There is another element in the farce. The ambition of our wonderful government to change the global climate by dint of making our 'leccy expensive and unreliable, thus forcing any industry that relies on less expensive and more reliable energy supplies to up sticks and leg it to pastures new. Like China or India.

There is another ironic twist which is that Tata, the Indian firm that's closing it's steelworks here, was once run by Rajendra, 'the randy railway engineer', Pachauri who was the chairman of the IPCC* and thus reaponsible for our wonderful governments desire to out Cnut Cnut.

*Until he 'resigned' for having his hand somewhere he shouldn't have. (i.e. not in the till.)

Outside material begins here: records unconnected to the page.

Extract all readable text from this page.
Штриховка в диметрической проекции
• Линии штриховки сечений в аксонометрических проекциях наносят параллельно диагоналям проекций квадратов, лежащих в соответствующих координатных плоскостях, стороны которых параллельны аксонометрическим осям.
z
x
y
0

"We do not and cannot accept the principle that incompetence justifies dismissal. That is victimisation."

Good old Fred Kite - he should have been a banker.

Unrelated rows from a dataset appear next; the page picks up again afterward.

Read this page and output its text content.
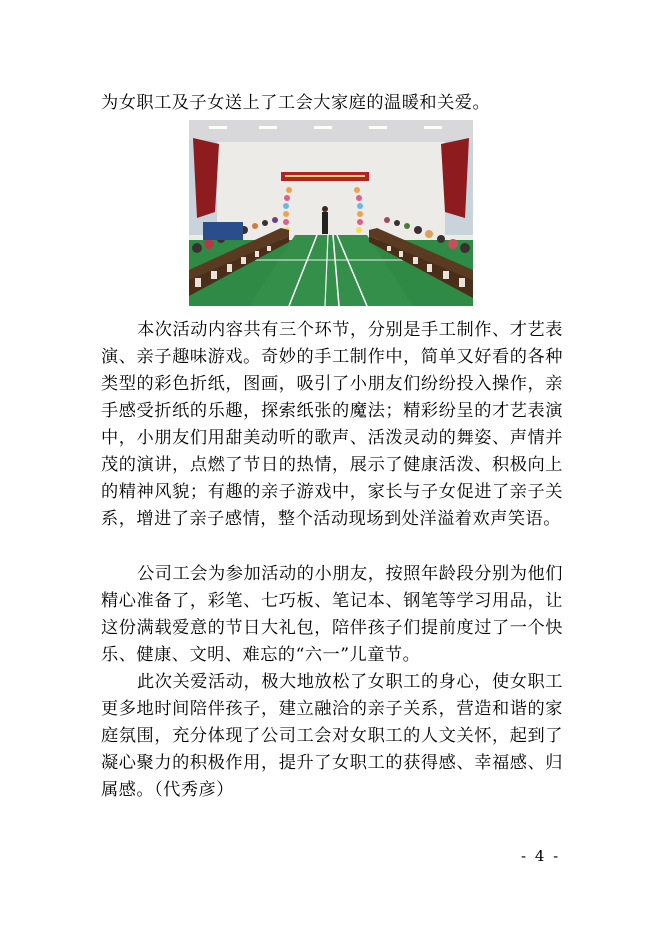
为女职工及子女送上了工会大家庭的温暖和关爱。
本次活动内容共有三个环节，分别是手工制作、才艺表演、亲子趣味游戏。奇妙的手工制作中，简单又好看的各种类型的彩色折纸，图画，吸引了小朋友们纷纷投入操作，亲手感受折纸的乐趣，探索纸张的魔法；精彩纷呈的才艺表演中，小朋友们用甜美动听的歌声、活泼灵动的舞姿、声情并茂的演讲，点燃了节日的热情，展示了健康活泼、积极向上的精神风貌；有趣的亲子游戏中，家长与子女促进了亲子关系，增进了亲子感情，整个活动现场到处洋溢着欢声笑语。
公司工会为参加活动的小朋友，按照年龄段分别为他们精心准备了，彩笔、七巧板、笔记本、钢笔等学习用品，让这份满载爱意的节日大礼包，陪伴孩子们提前度过了一个快乐、健康、文明、难忘的“六一”儿童节。
此次关爱活动，极大地放松了女职工的身心，使女职工更多地时间陪伴孩子，建立融洽的亲子关系，营造和谐的家庭氛围，充分体现了公司工会对女职工的人文关怀，起到了凝心聚力的积极作用，提升了女职工的获得感、幸福感、归属感。（代秀彦）
- 4 -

Well, 'W', death and taxes are unavoidable but even so, other great industries have closed down over the years and yet new ones come in to take their place.

Yes indeed, Kevin, dear old Pachi is sadly missed, he added so much to the gaiety of the 'Warmer' movement.

Good point, Uncle Mort.

Indeed so, Andra, right up!

This is a regularly scheduled test of the Archivist network.

David, we do need to retain a steel making capacity. What would we do in a time of war (a serious war). Who would we turn to! CHINA.

Well Duffers. I have a sort of atavistic affection for heavy industry and while I subscribe wholeheartedly to free markets I greatly regret seeing plants like Redcar shut down.

There is massive disruption for thousands of famlies, massive costs to the tax payer during the relocation phase which may last decades, and always the nagging question of whether it is really uncompetitive orcwhether it is government and trade union action that has made it so via excessive wage increases, resistance to initiatives to improve productivity, excessive health and safety and other heavy handed regulation, the high energy costs caused by the governments insane energy policies and high taxes,

I strongly suspect that in a well governed Uk Redcar would not need to shut down.